I certify that I am the person herein named subscribing to this application; that I have read the complete application, know the full content thereof, and declare under penalty of perjury, that all the information contained herein, and evidence or other credentials submitted herewith are true and correct and that I am willing to sign, or have signed a HOME RUN participation agreement with a practice setting committing to an expected period of time in rural Hawaii of five years of direct patient service on a full-time (36 hours per week, minimum of 45 weeks per year) basis.
I authorize representatives of the University of Hawaii, including but not limited to representatives from the John A. Burns School of Medicine, Hawaii Pacific Basin Area Health Education Center (UH JABSOM Hawaii Island AHEC and Hilo Benioff Medical Center Foundation), to contact educational institutions I attended, institutions holding any of the listed educational loans, and employers to verify the accuracy of the information contained in this application. I understand that the University of Hawaii/Hilo Benioff Medical Center Foundation will utilize an outside firm(s) to assist it in checking such information, and I specifically authorize such an investigation by information services and outside entities of the company's choice. I also understand that I may withhold my permission and that in such a case, no investigation will occur, and my application for the HOME RUN Investment Program will not be processed further.

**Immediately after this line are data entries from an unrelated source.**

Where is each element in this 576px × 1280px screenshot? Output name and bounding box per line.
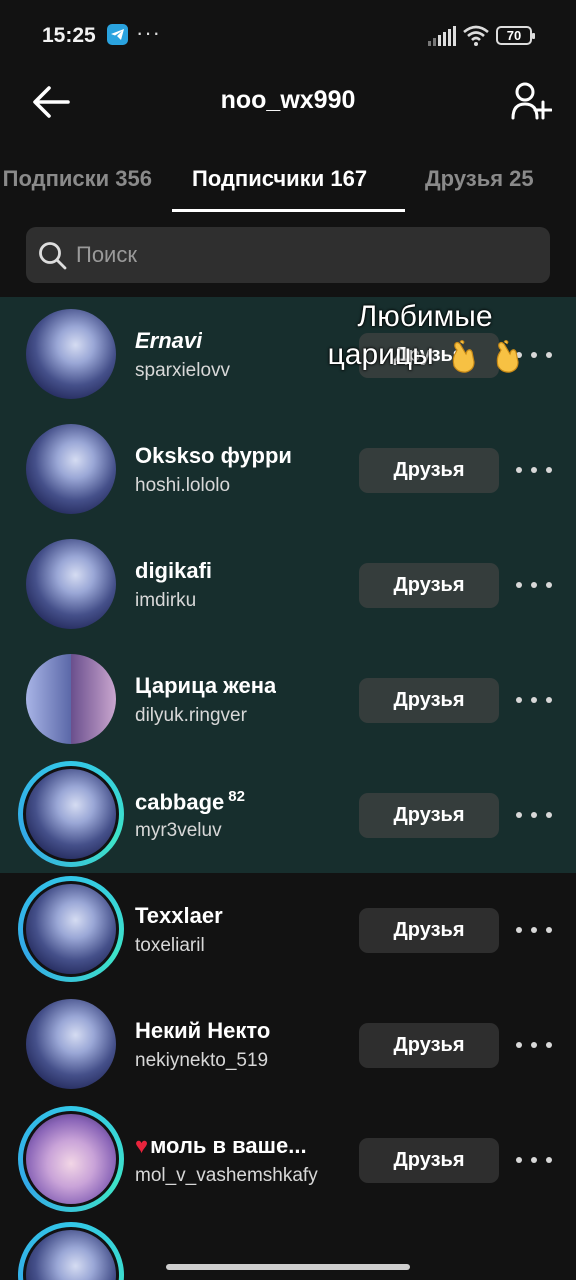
- display-name: Ernavi: [135, 328, 203, 353]
- friends-button[interactable]: Друзья: [359, 678, 499, 723]
- username: mol_v_vashemshkafy: [135, 1165, 318, 1186]
- finger-heart-emoji-icon: [497, 340, 519, 373]
- friends-button[interactable]: Друзья: [359, 793, 499, 838]
- search-icon: [39, 242, 67, 270]
- add-user-icon[interactable]: [510, 80, 552, 122]
- wifi-icon: [463, 25, 489, 46]
- avatar-story-ring[interactable]: [18, 1222, 124, 1280]
- follower-row[interactable]: digikafi imdirku Друзья: [0, 527, 576, 642]
- display-name: Царица жена: [135, 673, 277, 698]
- search-input[interactable]: [76, 227, 536, 283]
- follower-row[interactable]: Царица жена dilyuk.ringver Друзья: [0, 642, 576, 757]
- more-horizontal-icon[interactable]: [516, 460, 552, 480]
- avatar-story-ring[interactable]: [18, 876, 124, 982]
- avatar[interactable]: [26, 539, 116, 629]
- search-bar[interactable]: [26, 227, 550, 283]
- page-title: noo_wx990: [220, 86, 356, 114]
- status-time: 15:25: [42, 24, 96, 47]
- more-horizontal-icon[interactable]: [516, 1150, 552, 1170]
- tab-following[interactable]: Подписки 356: [3, 166, 152, 192]
- name-superscript: 82: [228, 788, 245, 805]
- battery-icon: 70: [496, 26, 535, 45]
- heart-icon: ♥: [135, 1133, 149, 1158]
- tab-followers[interactable]: Подписчики 167: [192, 166, 367, 192]
- username: imdirku: [135, 590, 197, 611]
- username: myr3veluv: [135, 820, 222, 841]
- avatar-story-ring[interactable]: [18, 1106, 124, 1212]
- more-horizontal-icon[interactable]: [516, 690, 552, 710]
- avatar[interactable]: [26, 654, 116, 744]
- more-horizontal-icon[interactable]: [516, 920, 552, 940]
- avatar[interactable]: [26, 424, 116, 514]
- home-indicator[interactable]: [166, 1264, 410, 1270]
- follower-row[interactable]: Некий Некто nekiynekto_519 Друзья: [0, 987, 576, 1102]
- username: sparxielovv: [135, 360, 231, 381]
- follower-row[interactable]: Okskso фурри hoshi.lololo Друзья: [0, 412, 576, 527]
- username: toxeliaril: [135, 935, 205, 956]
- display-name: Okskso фурри: [135, 443, 292, 468]
- follower-row[interactable]: Texxlaer toxeliaril Друзья: [0, 872, 576, 987]
- status-more-icon: ···: [136, 20, 161, 45]
- username: dilyuk.ringver: [135, 705, 247, 726]
- display-name: Texxlaer: [135, 903, 223, 928]
- finger-heart-emoji-icon: [452, 340, 475, 373]
- friends-button[interactable]: Друзья: [359, 1023, 499, 1068]
- username: nekiynekto_519: [135, 1050, 269, 1071]
- display-name: cabbage 82: [135, 788, 245, 815]
- friends-button[interactable]: Друзья: [359, 1138, 499, 1183]
- follower-row[interactable]: ♥моль в ваше... mol_v_vashemshkafy Друзь…: [0, 1102, 576, 1217]
- more-horizontal-icon[interactable]: [516, 1035, 552, 1055]
- avatar[interactable]: [26, 309, 116, 399]
- friends-button[interactable]: Друзья: [359, 563, 499, 608]
- signal-icon: [428, 26, 456, 46]
- more-horizontal-icon[interactable]: [516, 805, 552, 825]
- caption-overlay: Любимые царицы: [300, 298, 550, 374]
- display-name: ♥моль в ваше...: [135, 1133, 307, 1158]
- friends-button[interactable]: Друзья: [359, 908, 499, 953]
- friends-button[interactable]: Друзья: [359, 448, 499, 493]
- display-name: Некий Некто: [135, 1018, 271, 1043]
- caption-line-2: царицы: [327, 338, 434, 371]
- display-name: digikafi: [135, 558, 213, 583]
- status-bar: 15:25 ··· 70: [0, 0, 576, 72]
- avatar[interactable]: [26, 999, 116, 1089]
- telegram-icon: [107, 24, 128, 45]
- avatar-story-ring[interactable]: [18, 761, 124, 867]
- username: hoshi.lololo: [135, 475, 231, 496]
- follower-row[interactable]: cabbage 82 myr3veluv Друзья: [0, 757, 576, 872]
- active-tab-indicator: [172, 209, 405, 212]
- tab-bar: Подписки 356 Подписчики 167 Друзья 25: [0, 162, 576, 212]
- caption-line-1: Любимые: [357, 300, 493, 333]
- more-horizontal-icon[interactable]: [516, 575, 552, 595]
- tab-friends[interactable]: Друзья 25: [425, 166, 534, 192]
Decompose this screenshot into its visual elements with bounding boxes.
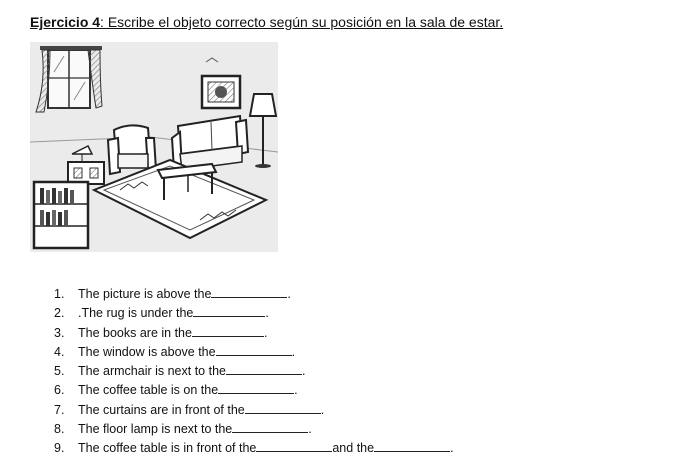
- item-number: 3.: [54, 325, 65, 340]
- item-text: The armchair is next to the: [78, 364, 226, 379]
- answer-blank[interactable]: [244, 401, 321, 414]
- exercise-item-8: 8. The floor lamp is next to the.: [54, 420, 454, 439]
- item-end: .: [263, 325, 268, 340]
- answer-blank[interactable]: [225, 362, 302, 376]
- item-text: The window is above the: [78, 344, 216, 359]
- exercise-item-4: 4. The window is above the.: [54, 343, 454, 362]
- item-number: 4.: [54, 344, 65, 359]
- exercise-item-1: 1. The picture is above the.: [54, 285, 454, 304]
- exercise-item-9: 9. The coffee table is in front of the and…: [54, 439, 454, 458]
- item-number: 9.: [54, 441, 65, 456]
- living-room-illustration: [30, 42, 278, 252]
- item-number: 6.: [54, 383, 65, 398]
- item-text: The floor lamp is next to the: [78, 422, 233, 437]
- item-middle: and the: [332, 441, 375, 456]
- item-end: .: [308, 422, 312, 437]
- item-end: .: [287, 287, 291, 301]
- item-text: The coffee table is on the: [78, 383, 219, 398]
- exercise-item-5: 5. The armchair is next to the.: [54, 362, 454, 381]
- answer-blank[interactable]: [232, 420, 309, 434]
- exercise-list: 1. The picture is above the. 2. .The rug i…: [54, 285, 454, 459]
- item-number: 2.: [54, 306, 65, 321]
- item-end: .: [294, 383, 298, 398]
- exercise-item-7: 7. The curtains are in front of the.: [54, 401, 454, 420]
- answer-blank[interactable]: [215, 343, 292, 356]
- item-number: 5.: [54, 364, 65, 379]
- exercise-label: Ejercicio 4: [30, 14, 101, 30]
- answer-blank[interactable]: [218, 381, 295, 395]
- answer-blank[interactable]: [211, 285, 288, 298]
- answer-blank[interactable]: [256, 439, 333, 453]
- item-end: .: [301, 364, 306, 379]
- exercise-item-2: 2. .The rug is under the.: [54, 304, 454, 323]
- item-end: .: [450, 441, 454, 456]
- item-text: The picture is above the: [78, 287, 212, 301]
- item-text: The coffee table is in front of the: [78, 441, 257, 456]
- item-number: 7.: [54, 402, 65, 417]
- exercise-item-6: 6. The coffee table is on the.: [54, 381, 454, 400]
- armchair-icon: [106, 124, 158, 176]
- exercise-heading: Ejercicio 4: Escribe el objeto correcto …: [30, 14, 503, 30]
- item-text: The curtains are in front of the: [78, 402, 245, 417]
- item-end: .: [320, 402, 325, 417]
- item-text: .The rug is under the: [78, 306, 194, 321]
- bookcase-icon: [32, 180, 90, 250]
- item-number: 1.: [54, 287, 65, 301]
- exercise-item-3: 3. The books are in the.: [54, 324, 454, 343]
- answer-blank[interactable]: [374, 439, 451, 453]
- item-end: .: [291, 344, 296, 359]
- item-number: 8.: [54, 422, 65, 437]
- answer-blank[interactable]: [191, 324, 264, 337]
- item-end: .: [265, 306, 269, 321]
- answer-blank[interactable]: [193, 304, 266, 318]
- exercise-instruction: : Escribe el objeto correcto según su po…: [100, 14, 504, 30]
- item-text: The books are in the: [78, 325, 192, 340]
- window-icon: [47, 49, 91, 109]
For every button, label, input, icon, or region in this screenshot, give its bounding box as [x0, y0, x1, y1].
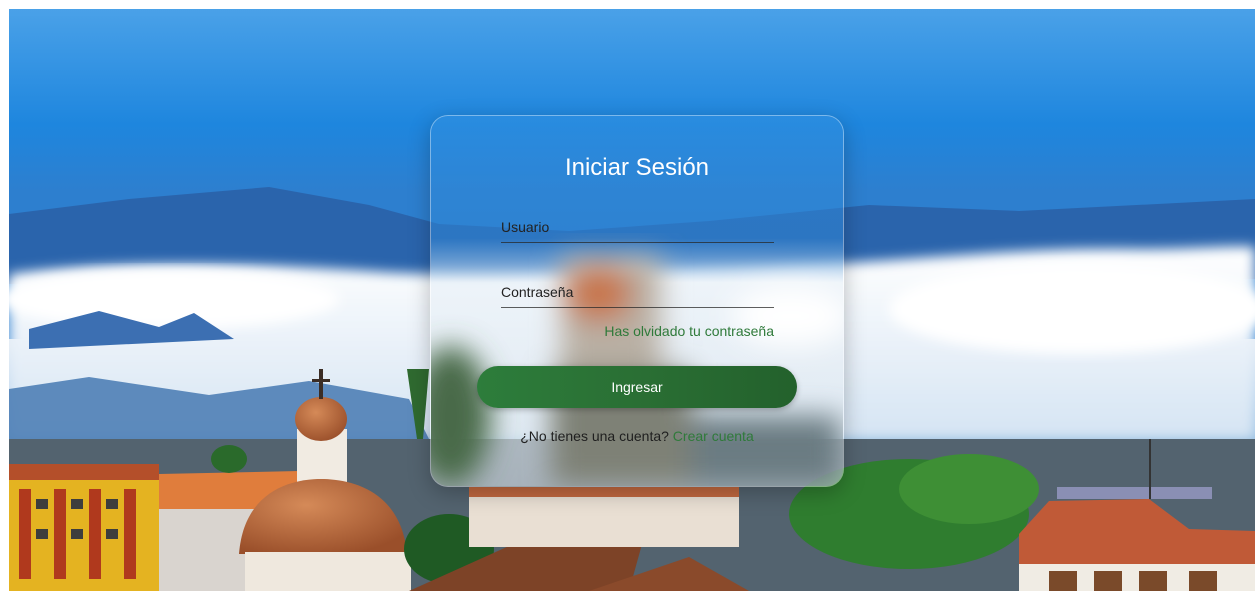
password-input[interactable]: Contraseña [501, 277, 774, 308]
create-account-link[interactable]: Crear cuenta [673, 428, 754, 444]
signup-prompt: ¿No tienes una cuenta? [520, 428, 669, 444]
forgot-password-link[interactable]: Has olvidado tu contraseña [604, 323, 774, 339]
login-title: Iniciar Sesión [564, 154, 710, 181]
background-photo: Iniciar Sesión Usuario Contraseña Has ol… [9, 9, 1255, 591]
login-submit-button[interactable]: Ingresar [477, 366, 797, 408]
login-card: Iniciar Sesión Usuario Contraseña Has ol… [430, 115, 844, 487]
username-input[interactable]: Usuario [501, 212, 774, 243]
signup-row: ¿No tienes una cuenta? Crear cuenta [431, 428, 843, 444]
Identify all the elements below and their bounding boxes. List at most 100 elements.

The criminal history record, as received from the reporting agencies, may include arrest and conviction data as well as plea bargains and deferred adjudications and delinquent conduct committed as a juvenile. I understand that if I remain a participant, the criminal history records check, and credit check may be repeated at any time.
I hereby affirm that my answers to the foregoing questions are true and correct and that I have not knowingly withheld any fact of circumstances that would, if disclosed, affect my application unfavorably. I understand that false information submitted in this application may result in my discharge and/or termination from the HOME RUN program.
I understand that if I fail to satisfy the required service commitment, I may be subject to repayment obligations as outlined in the HOME RUN Participation Agreement.
I understand that participants are expected to provide healthcare services consistent with applicable professional standards, evidence-informed practice, and all federal, state, and professional licensing requirements.
I, the undersigned, do, for myself, my heirs, executors, and administrators, hereby waive, release, and discharge any and all claims, demands, actions, rights, and causes of action for any and all illness, personal or bodily injury, death, economic and property damage, severe emotional loss, and any other loss, damage, or injury (collectively the "Injuries/Damages"), that I may sustain or suffer from the investigation of my background in connection with my application to become a participant of the HOME RUN Investment Program (collectively the "Released Claims").
I agree to indemnify, defend, and hold harmless the Hilo Benioff Medical Center Foundation and University of Hawaii, and its past, present and future Board of Regent members and University of Hawaii and Hilo Benioff Medical Center Foundation officers, employees, agents, and assigns from any and all Released Claims and any and all demands, actions, judgments, injunctions, orders, directives, penalties, assessments, liens, liabilities, losses, damages, costs, and expenses (including attorneys' fees), arising or resulting from or caused by the investigation of my background in connection with my application to become a participant of the HOME RUN Investment Program.